Pourquoi donc étudier le mouvement des bulles? "Beaucoup
de procédés industriels, notamment la distillation,
l'extraction, l'absorption, l'adsorption, la fermentation, l'aération
des systèmes, l'épuration des eaux et le désencrage
du papier, font intervenir des bulles, répond-il tout bonnement.
La forme, le diamètre et la vitesse des bulles influencent
les échanges entre le gaz qu'elles contiennent et le liquide
dans lequel on les libère. Un concepteur de système
doit établir la grosseur et le nombre de bulles qui permettront
d'optimiser ces échanges. C'est là que mon modèle
peut servir."
Dans la mélasse
L'hydrodynamique des bulles constitue un domaine encore largement
méconnu en dépit du fait que des chercheurs s'y
intéressent depuis 1850. C'est d'ailleurs en colligeant
les données expérimentales publiées depuis
cent ans et à partir de ses propres travaux que Denis Rodrigue
a amassé suffisamment d'information pour édifier
son modèle. "J'ai dû consulter les archives
de certaines revues scientifiques pour mettre la main sur les
données brutes que les chercheurs fournissaient autrefois
avec les manuscrits qu'ils soumettaient pour publication."
Sa banque de données, sans doute la plus vaste au monde
sur le sujet, contient des statistiques sur la vitesse des bulles
dans toutes sortes d'environnement - eau, mélasse, huile
d'olive, sirop de maïs, éthanol, vinaigre, eau purifiée,
etc. - et à différentes températures.
"Présentement, la mode est aux simulations numériques
informatisées, signale le chercheur.
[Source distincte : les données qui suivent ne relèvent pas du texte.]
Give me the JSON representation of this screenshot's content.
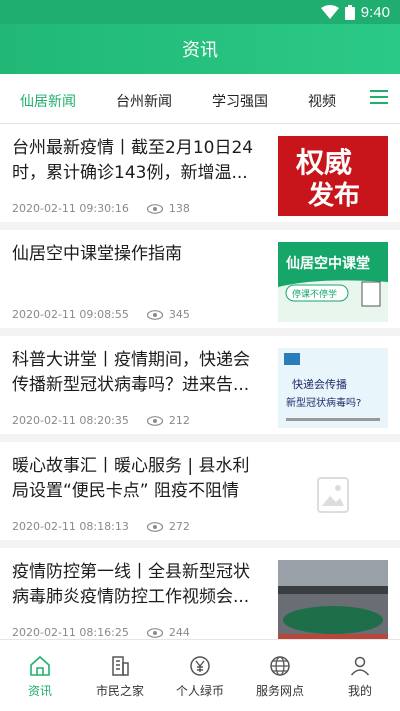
{
  "status_bar": {
    "time": "9:40"
  },
  "app_bar": {
    "title": "资讯"
  },
  "tabs": [
    {
      "label": "仙居新闻",
      "active": true
    },
    {
      "label": "台州新闻",
      "active": false
    },
    {
      "label": "学习强国",
      "active": false
    },
    {
      "label": "视频",
      "active": false
    }
  ],
  "news": [
    {
      "title": "台州最新疫情丨截至2月10日24时，累计确诊143例，新增温...",
      "date": "2020-02-11 09:30:16",
      "views": "138",
      "thumb_text": [
        "权威",
        "发布"
      ]
    },
    {
      "title": "仙居空中课堂操作指南",
      "date": "2020-02-11 09:08:55",
      "views": "345",
      "thumb_text": [
        "仙居空中课堂",
        "停课不停学"
      ]
    },
    {
      "title": "科普大讲堂丨疫情期间，快递会传播新型冠状病毒吗？进来告...",
      "date": "2020-02-11 08:20:35",
      "views": "212",
      "thumb_text": [
        "快递会传播",
        "新型冠状病毒吗?"
      ]
    },
    {
      "title": "暖心故事汇丨暖心服务 | 县水利局设置“便民卡点” 阻疫不阻情",
      "date": "2020-02-11 08:18:13",
      "views": "272",
      "thumb_text": []
    },
    {
      "title": "疫情防控第一线丨全县新型冠状病毒肺炎疫情防控工作视频会...",
      "date": "2020-02-11 08:16:25",
      "views": "244",
      "thumb_text": []
    }
  ],
  "bottom_nav": [
    {
      "label": "资讯",
      "icon": "home-icon",
      "active": true
    },
    {
      "label": "市民之家",
      "icon": "building-icon",
      "active": false
    },
    {
      "label": "个人绿币",
      "icon": "yuan-coin-icon",
      "active": false
    },
    {
      "label": "服务网点",
      "icon": "globe-icon",
      "active": false
    },
    {
      "label": "我的",
      "icon": "user-icon",
      "active": false
    }
  ],
  "colors": {
    "brand": "#21b069",
    "header_gradient_start": "#21b876",
    "header_gradient_end": "#2bc987"
  }
}
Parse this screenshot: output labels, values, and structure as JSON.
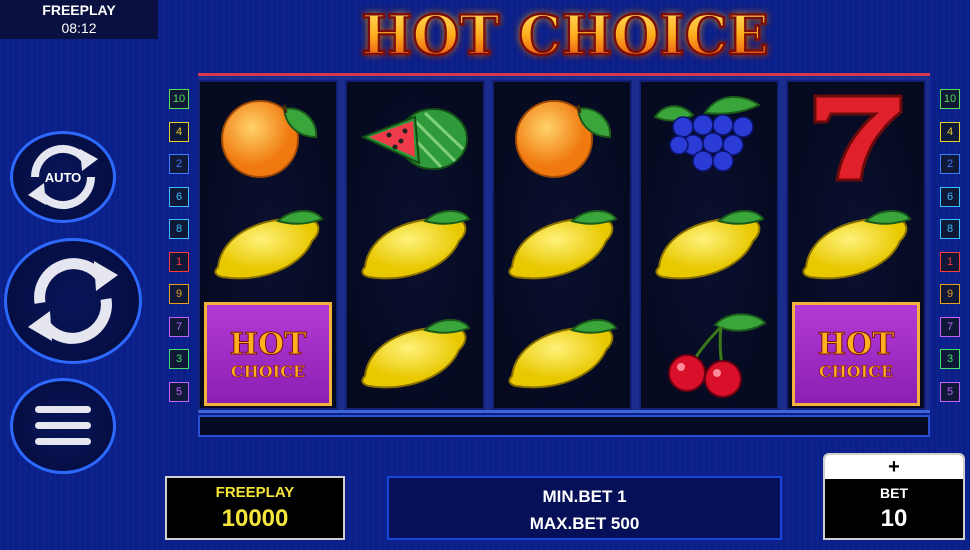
{
  "status": {
    "mode": "FREEPLAY",
    "time": "08:12"
  },
  "logo": {
    "text": "HOT CHOICE"
  },
  "left_lines": [
    "10",
    "4",
    "2",
    "6",
    "8",
    "1",
    "9",
    "7",
    "3",
    "5"
  ],
  "right_lines": [
    "10",
    "4",
    "2",
    "6",
    "8",
    "1",
    "9",
    "7",
    "3",
    "5"
  ],
  "line_colors": [
    "#55e055",
    "#e8d030",
    "#3f7bff",
    "#38c0ff",
    "#38c0ff",
    "#ff3a3a",
    "#e8a020",
    "#c060ff",
    "#40e070",
    "#c060ff"
  ],
  "reels": [
    [
      "orange",
      "lemon",
      "hot-choice"
    ],
    [
      "watermelon",
      "lemon",
      "lemon"
    ],
    [
      "orange",
      "lemon",
      "lemon"
    ],
    [
      "grapes",
      "lemon",
      "cherry"
    ],
    [
      "seven",
      "lemon",
      "hot-choice"
    ]
  ],
  "symbol_label": {
    "hot": "HOT",
    "choice": "CHOICE"
  },
  "buttons": {
    "auto_label": "AUTO"
  },
  "freeplay": {
    "label": "FREEPLAY",
    "value": "10000"
  },
  "limits": {
    "min": "MIN.BET 1",
    "max": "MAX.BET 500"
  },
  "bet": {
    "plus": "+",
    "label": "BET",
    "value": "10"
  }
}
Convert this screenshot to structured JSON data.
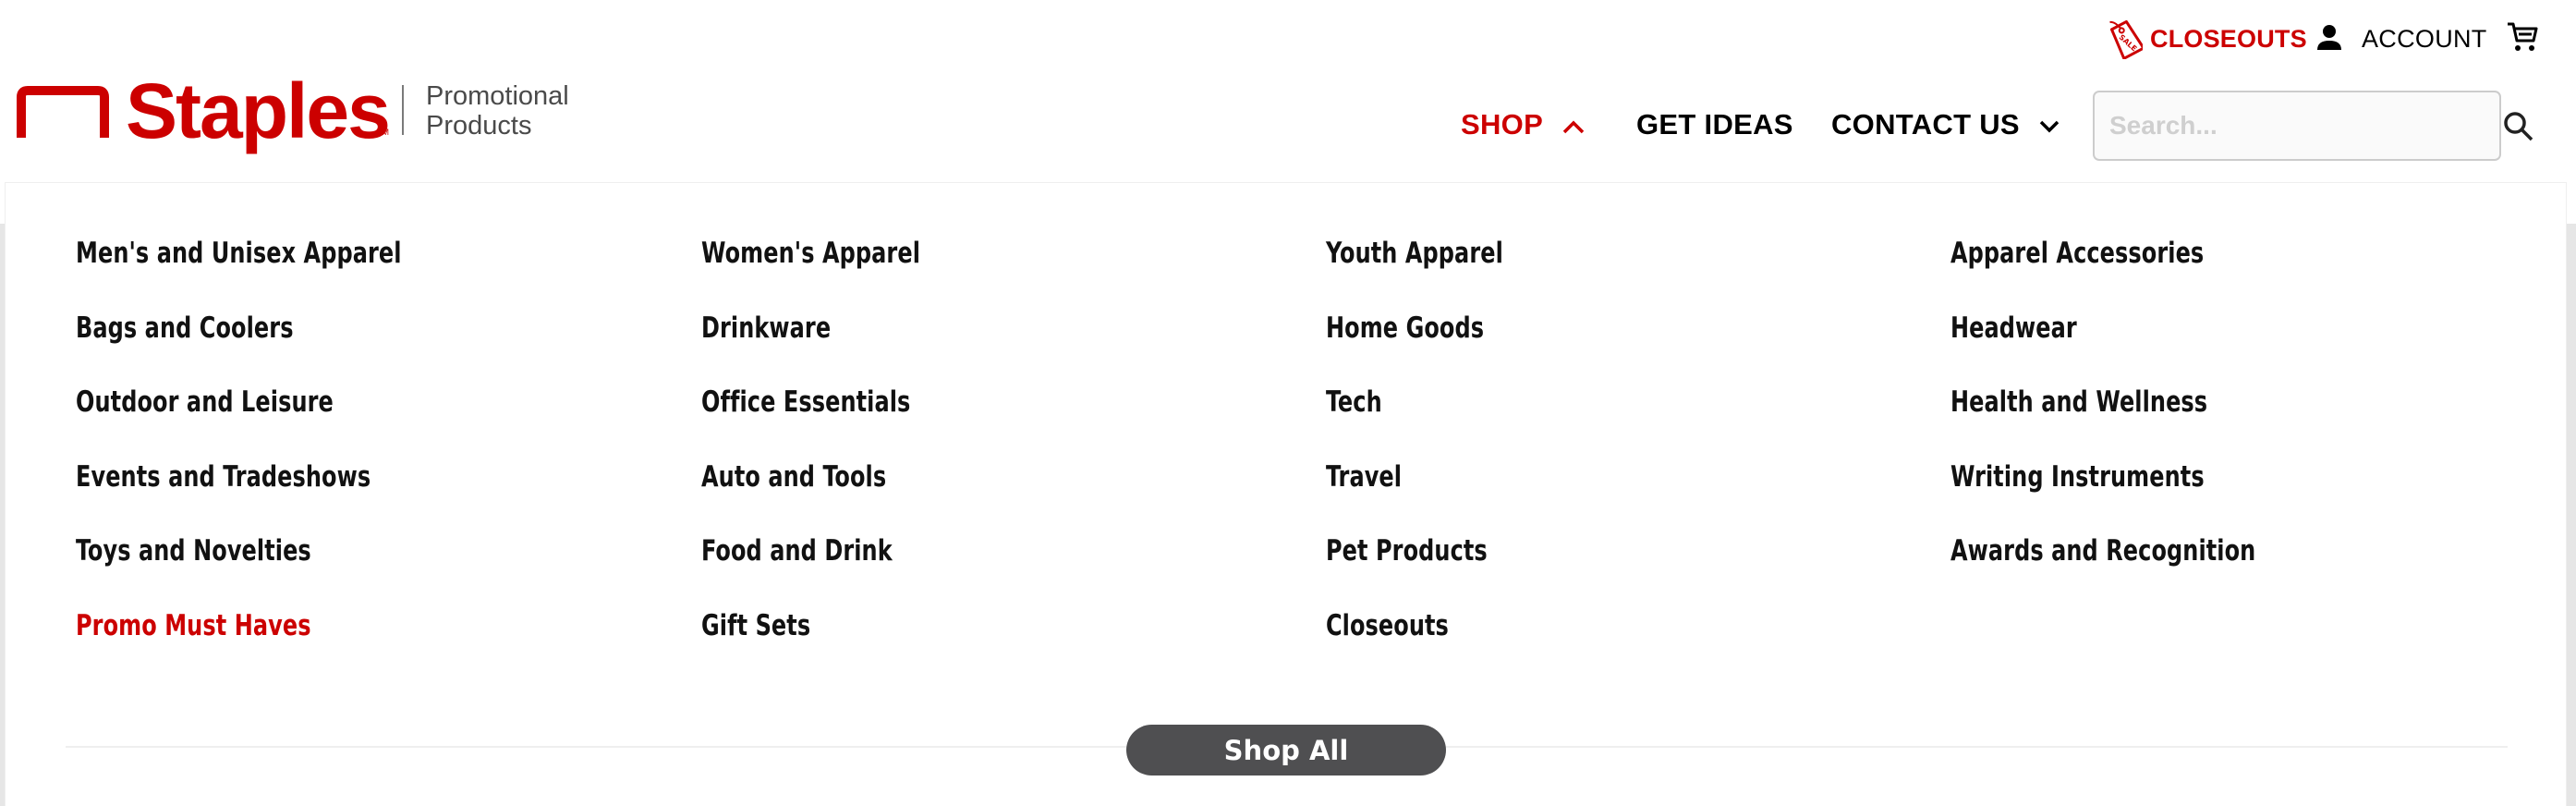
{
  "utility": {
    "closeouts_label": "CLOSEOUTS",
    "closeouts_icon": "sale-tag-icon",
    "account_label": "ACCOUNT",
    "account_icon": "person-icon",
    "cart_icon": "cart-icon"
  },
  "logo": {
    "brand": "Staples",
    "trademark": "TM",
    "subtitle_line1": "Promotional",
    "subtitle_line2": "Products"
  },
  "nav": {
    "shop_label": "SHOP",
    "ideas_label": "GET IDEAS",
    "contact_label": "CONTACT US"
  },
  "search": {
    "placeholder": "Search...",
    "value": ""
  },
  "menu": {
    "columns": [
      [
        "Men's and Unisex Apparel",
        "Bags and Coolers",
        "Outdoor and Leisure",
        "Events and Tradeshows",
        "Toys and Novelties",
        "Promo Must Haves"
      ],
      [
        "Women's Apparel",
        "Drinkware",
        "Office Essentials",
        "Auto and Tools",
        "Food and Drink",
        "Gift Sets"
      ],
      [
        "Youth Apparel",
        "Home Goods",
        "Tech",
        "Travel",
        "Pet Products",
        "Closeouts"
      ],
      [
        "Apparel Accessories",
        "Headwear",
        "Health and Wellness",
        "Writing Instruments",
        "Awards and Recognition"
      ]
    ],
    "shop_all_label": "Shop All"
  },
  "colors": {
    "brand_red": "#cc0000",
    "button_gray": "#4f4f51"
  }
}
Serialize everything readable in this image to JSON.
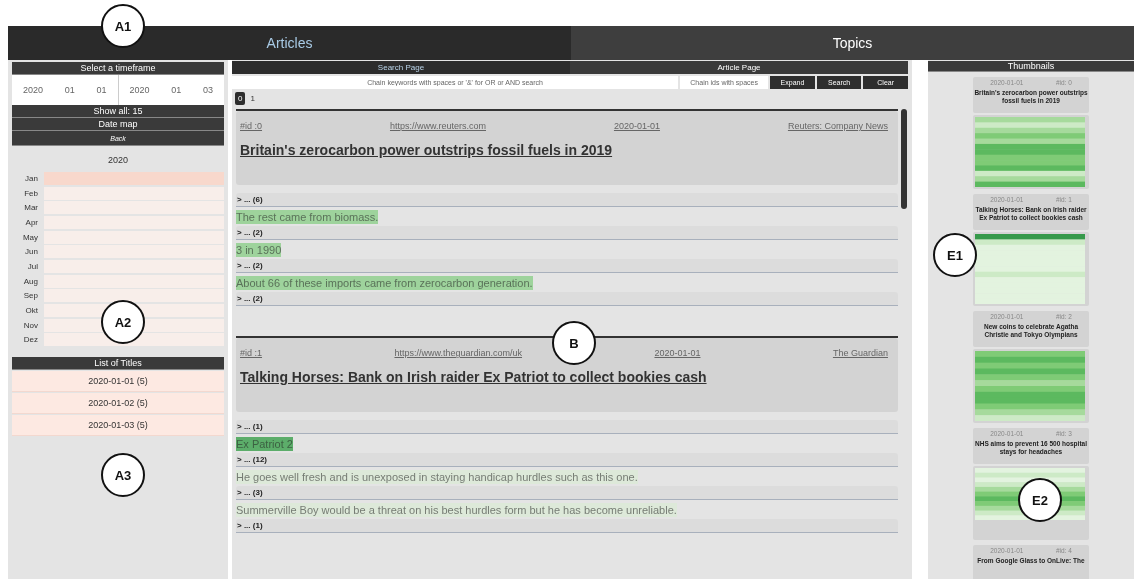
{
  "main_tabs": [
    {
      "label": "Articles",
      "selected": true
    },
    {
      "label": "Topics",
      "selected": false
    }
  ],
  "timeframe": {
    "title": "Select a timeframe",
    "start": [
      "2020",
      "01",
      "01"
    ],
    "end": [
      "2020",
      "01",
      "03"
    ],
    "show_all": "Show all: 15"
  },
  "date_map": {
    "title": "Date map",
    "back": "Back",
    "year": "2020",
    "months": [
      {
        "label": "Jan",
        "color": "#f8d8cc"
      },
      {
        "label": "Feb",
        "color": "#f8eeea"
      },
      {
        "label": "Mar",
        "color": "#f8eeea"
      },
      {
        "label": "Apr",
        "color": "#f8eeea"
      },
      {
        "label": "May",
        "color": "#f8eeea"
      },
      {
        "label": "Jun",
        "color": "#f8eeea"
      },
      {
        "label": "Jul",
        "color": "#f8eeea"
      },
      {
        "label": "Aug",
        "color": "#f8eeea"
      },
      {
        "label": "Sep",
        "color": "#f8eeea"
      },
      {
        "label": "Okt",
        "color": "#f8eeea"
      },
      {
        "label": "Nov",
        "color": "#f8eeea"
      },
      {
        "label": "Dez",
        "color": "#f8eeea"
      }
    ]
  },
  "titles_list": {
    "title": "List of Titles",
    "items": [
      "2020-01-01 (5)",
      "2020-01-02 (5)",
      "2020-01-03 (5)"
    ]
  },
  "page_tabs": [
    {
      "label": "Search Page",
      "selected": true
    },
    {
      "label": "Article Page",
      "selected": false
    }
  ],
  "search": {
    "keywords_placeholder": "Chain keywords with spaces or '&' for OR or AND search",
    "ids_placeholder": "Chain ids with spaces",
    "buttons": [
      "Expand",
      "Search",
      "Clear"
    ]
  },
  "pages": [
    {
      "label": "0",
      "selected": true
    },
    {
      "label": "1",
      "selected": false
    }
  ],
  "articles": [
    {
      "id": "#id :0",
      "url": "https://www.reuters.com",
      "date": "2020-01-01",
      "source": "Reuters: Company News",
      "title": "Britain's zerocarbon power outstrips fossil fuels in 2019",
      "segments": [
        {
          "kind": "collapsed",
          "text": "> ... (6)"
        },
        {
          "kind": "sentence",
          "text": "The rest came from biomass.",
          "color": "#9ed39c"
        },
        {
          "kind": "collapsed",
          "text": "> ... (2)"
        },
        {
          "kind": "sentence",
          "text": "3 in 1990",
          "color": "#9ed39c"
        },
        {
          "kind": "collapsed",
          "text": "> ... (2)"
        },
        {
          "kind": "sentence",
          "text": "About 66 of these imports came from zerocarbon generation.",
          "color": "#9ed39c"
        },
        {
          "kind": "collapsed",
          "text": "> ... (2)"
        }
      ]
    },
    {
      "id": "#id :1",
      "url": "https://www.theguardian.com/uk",
      "date": "2020-01-01",
      "source": "The Guardian",
      "title": "Talking Horses: Bank on Irish raider Ex Patriot to collect bookies cash",
      "segments": [
        {
          "kind": "collapsed",
          "text": "> ... (1)"
        },
        {
          "kind": "sentence",
          "text": "Ex Patriot 2",
          "color": "#5cad6a"
        },
        {
          "kind": "collapsed",
          "text": "> ... (12)"
        },
        {
          "kind": "sentence",
          "text": "He goes well fresh and is unexposed in staying handicap hurdles such as this one.",
          "color": "#dde9d9"
        },
        {
          "kind": "collapsed",
          "text": "> ... (3)"
        },
        {
          "kind": "sentence",
          "text": "Summerville Boy would be a threat on his best hurdles form but he has become unreliable.",
          "color": "#dde9d9"
        },
        {
          "kind": "collapsed",
          "text": "> ... (1)"
        }
      ]
    }
  ],
  "thumbnails": {
    "title": "Thumbnails",
    "items": [
      {
        "date": "2020-01-01",
        "id": "#id: 0",
        "title": "Britain's zerocarbon power outstrips fossil fuels in 2019"
      },
      {
        "date": "2020-01-01",
        "id": "#id: 1",
        "title": "Talking Horses: Bank on Irish raider Ex Patriot to collect bookies cash"
      },
      {
        "date": "2020-01-01",
        "id": "#id: 2",
        "title": "New coins to celebrate Agatha Christie and Tokyo Olympians"
      },
      {
        "date": "2020-01-01",
        "id": "#id: 3",
        "title": "NHS aims to prevent 16 500 hospital stays for headaches"
      },
      {
        "date": "2020-01-01",
        "id": "#id: 4",
        "title": "From Google Glass to OnLive: The"
      }
    ]
  },
  "callouts": [
    "A1",
    "A2",
    "A3",
    "B",
    "E1",
    "E2"
  ]
}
Mais, pour en arriver
à un bon modèle, il faut d'abord des données
empiriques récoltées en laboratoire. Il s'agit cependant
d'un travail long et fastidieux." Encore aujourd'hui, le
calcul de la vitesse des bulles a conservé un caractère
artisanal. À l'aide d'une microseringue, l'expérimentateur
injecte un gaz dans une colonne rempli de liquide et il chronomètre,
à l'oeil, la vitesse de chaque bulle à mesure qu'elle
s'élève. Il mesure ensuite le diamètre de
la bulle à l'aide de photos prises par caméra numérique.
"En une journée de travail, on obtient des données
sur une centaine de bulles tout au plus", estime-t-il.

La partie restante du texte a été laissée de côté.